Four Thoughts: What changes should we make in our investment portfolios?
| Thursday, Aug 26 2010 11:22 AM
Last Updated Thursday, Aug 26 2010 11:22 AM
A lot of retirement plans have taken a hit over the past couple of years -- enough, anyway, that faith in the markets isn't what it used to be.
Although stocks have generally recovered to one degree or another, volatility continues. Many investors have reacted by shifting their portfolios. Some now favor commodities such as gold.
But is this the way people ought to respond to economic turmoil? We thought we'd turn to local financial advisors for perspective.
Our question: What kinds of changes should we be making to our investment portfolio in this time of uncertainty?
Responses may have been edited for length or clarity.
In times of uncertainty, rather than looking outward -- at the market -- look inward. Investing emotionally in up and down markets will most often negatively impact your actual portfolio return. Caught in an emotional cycle, investors feel confident in bull markets and may take more risk than they should. Then when the bear returns, they lose that confidence and often overreact in the opposite direction.
Timing is difficult and impatience erodes return. Picking an appropriate strategy for each of your goals and sticking with it is often the most viable solution.
Adjust your investment strategy if life circumstances change and not if the stock market changes. Staying focused on your goals will serve you well in tough markets. Now is the time to re-evaluate goals, reassess risk tolerance and time horizon. Now is not the time to try to look into the crystal ball and predict tomorrow's market.
Successful investors create a solid plan and then ride out the bumps and dips in the road. History has shown that investing in a diversified mix of stock and bond investments remains one of the best options to help outpace inflation, accumulate long term wealth and achieve your financial goals.
-- Sherod Waite, financial advisor and partner, Moneywise -- Wealth Management
Obviously, it is extremely important to remember that one size definitely does not fit all when discussing investment portfolios. What might be appropriate for one may be inappropriate for another, depending on risk tolerance, needs, portfolio size, etc.
If a well-diversified and well-constructed investment portfolio has already been implemented to meet an individual's needs, then assessments will need to be conducted to make sure the investment goal hasn't changed and the portfolio is performing accordingly.
Since the current investment landscape continues to deal with many uncertainties, it might be prudent to seek diversification beyond the traditional stocks, bonds and cash. Currently, investment portfolios should consider allocations in alternative or non-market correlated asset classes. These non-correlated asset classes can include but are not limited to: precious metals, long-short funds, managed futures and hedge funds. Exposure to these asset classes has the potential to smooth out volatility over time and help investors stick with a long-range investment plan. As usual, the size of allocation to this asset class will depend on each investor.
It is important for investors not to give up on diversification. Many investors were extremely frustrated by the 2008 credit crisis as almost all asset classes took a beating. This was very atypical and normally all asset classes do not act in unison.

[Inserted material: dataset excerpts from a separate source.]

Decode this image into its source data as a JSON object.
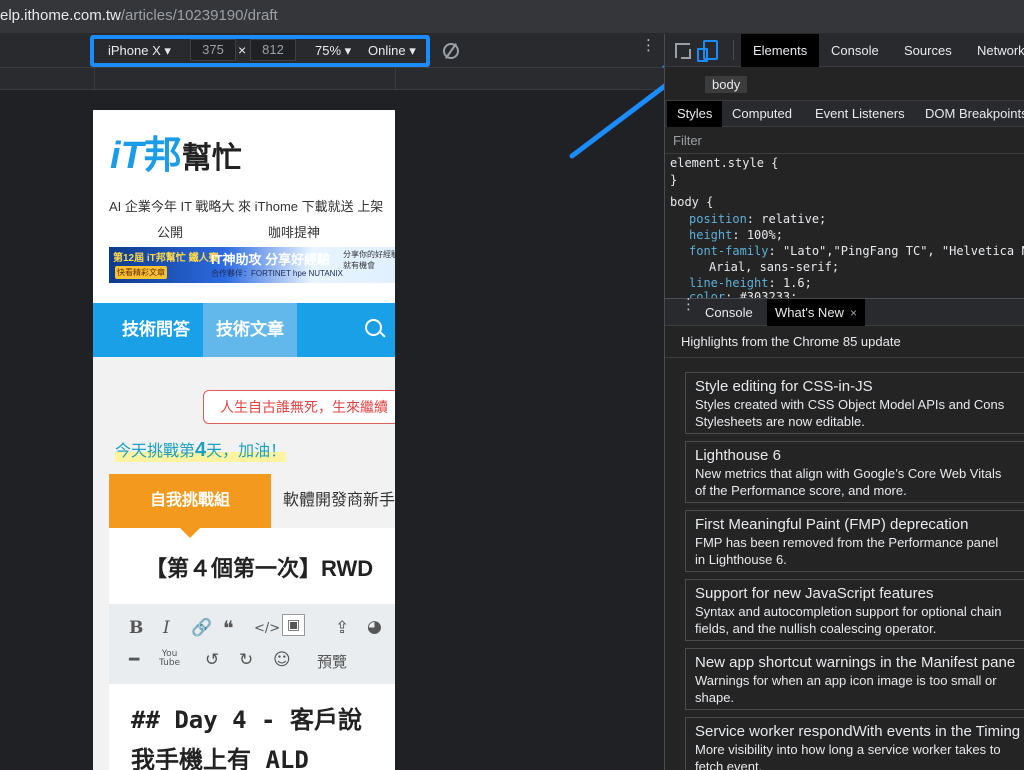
{
  "urlbar": {
    "url_domain": "elp.ithome.com.tw",
    "url_path": "/articles/10239190/draft"
  },
  "device_toolbar": {
    "device": "iPhone X",
    "width": "375",
    "times": "×",
    "height": "812",
    "zoom": "75%",
    "network": "Online",
    "more_icon": "⋮"
  },
  "phone": {
    "logo": {
      "it": "iT",
      "bang": "邦",
      "help": "幫忙"
    },
    "news_line1": "AI 企業今年 IT 戰略大  來 iThome 下載就送     上架",
    "news_line2_a": "公開",
    "news_line2_b": "咖啡提神",
    "banner": {
      "label": "第12屆 iT邦幫忙 鐵人賽",
      "button": "快看精彩文章>>",
      "headline": "IT神助攻 分享好經驗",
      "sponsors": "合作夥伴：FORTINET  hpe  NUTANIX",
      "right": "分享你的好經驗 就有機會"
    },
    "nav": {
      "tab1": "技術問答",
      "tab2": "技術文章",
      "search_icon": "search-icon"
    },
    "quote": "人生自古誰無死，生來繼續",
    "challenge_prefix": "今天挑戰第",
    "challenge_day": "4",
    "challenge_suffix": "天，加油！",
    "card": {
      "tab1": "自我挑戰組",
      "tab2": "軟體開發商新手",
      "title": "【第４個第一次】RWD",
      "toolbar_row1": [
        "B",
        "I",
        "link-icon",
        "quote-icon",
        "</>",
        "image-icon",
        "upload-icon",
        "chart-icon"
      ],
      "toolbar_row2": [
        "hr-icon",
        "youtube-icon",
        "undo-icon",
        "redo-icon",
        "emoji-icon",
        "預覽"
      ],
      "markdown1": "## Day 4 - 客戶說",
      "markdown2": "我手機上有 ALD"
    }
  },
  "devtools": {
    "tabs": [
      "Elements",
      "Console",
      "Sources",
      "Network"
    ],
    "breadcrumb": "body",
    "subtabs": [
      "Styles",
      "Computed",
      "Event Listeners",
      "DOM Breakpoints"
    ],
    "filter_placeholder": "Filter",
    "code": {
      "l1": "element.style {",
      "l2": "}",
      "l3": "body {",
      "p1": "position",
      "v1": "relative;",
      "p2": "height",
      "v2": "100%;",
      "p3": "font-family",
      "v3": "\"Lato\",\"PingFang TC\", \"Helvetica Ne",
      "v3b": "Arial, sans-serif;",
      "p4": "line-height",
      "v4": "1.6;",
      "p5": "color",
      "v5": "#303233;"
    },
    "drawer": {
      "tab_console": "Console",
      "tab_whatsnew": "What's New",
      "close": "×",
      "highlights": "Highlights from the Chrome 85 update",
      "items": [
        {
          "title": "Style editing for CSS-in-JS",
          "d1": "Styles created with CSS Object Model APIs and Cons",
          "d2": "Stylesheets are now editable."
        },
        {
          "title": "Lighthouse 6",
          "d1": "New metrics that align with Google’s Core Web Vitals",
          "d2": "of the Performance score, and more."
        },
        {
          "title": "First Meaningful Paint (FMP) deprecation",
          "d1": "FMP has been removed from the Performance panel",
          "d2": "in Lighthouse 6."
        },
        {
          "title": "Support for new JavaScript features",
          "d1": "Syntax and autocompletion support for optional chain",
          "d2": "fields, and the nullish coalescing operator."
        },
        {
          "title": "New app shortcut warnings in the Manifest pane",
          "d1": "Warnings for when an app icon image is too small or",
          "d2": "shape."
        },
        {
          "title": "Service worker respondWith events in the Timing",
          "d1": "More visibility into how long a service worker takes to",
          "d2": "fetch event."
        }
      ]
    }
  },
  "colors": {
    "accent": "#1a8cff",
    "brand": "#1aa0e6",
    "orange": "#f39a1e"
  }
}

-- Daniel Petrey, wealth advisor with Mestmaker & Petrey Wealth Advisors
In times of economic uncertainty and stock market volatility, investors perceive gloom and doom everywhere. So, it is natural for us to feel that we must "do something" to protect our money. But before you make big changes, I recommend taking a deep breath, putting aside all the noise of the all-knowing pundits and reflecting on your current investments.
Is your current allocation still correct? There's no good formula for the right percentage of stocks -- especially the old 100-minus your age rule. No single answer fits everyone. But I do believe most people cannot afford less than 40 percent in stocks because they need growth to maintain purchasing power. Additionally, I don't think most people can afford the risk of more than 60 percent.
For your appropriate portfolio, cast a broad net. Divide your money between stocks (preferably those that pay a dividend), bonds, real estate and cash. Don't forget emerging markets, commodities (like gold) and, yes, international. Things have changed since the traditional advice of investing heavily in blue chips. Lastly, rebalance (at least) yearly.
I have come to realize that the most important thing you must have to be a successful investor is faith in the future.
-- Mike Bowles, president, Bowles Financial & Insurance Group Inc.
With our current market situation many investors have been asking themselves this same question, and the answer may not be as simple as you would think.
Each individual investor has different goals for their investments. Successful investing requires discipline (both in up markets and down markets) as well as a thought-out strategy. Investors today need to avoid overreacting, and learn more about investment opportunities that may be appropriate for them.
It's important that serious investors seek professional help and stay focused on the big picture. Equally important: Review your portfolio at least once a year and make sure the investments you own are still focused on your long-term plans.
Focus on what you can control. Have a mix of cash, real estate, stocks and bonds; percentages will vary from investor to investor based on risk tolerance, investment experience and time horizon.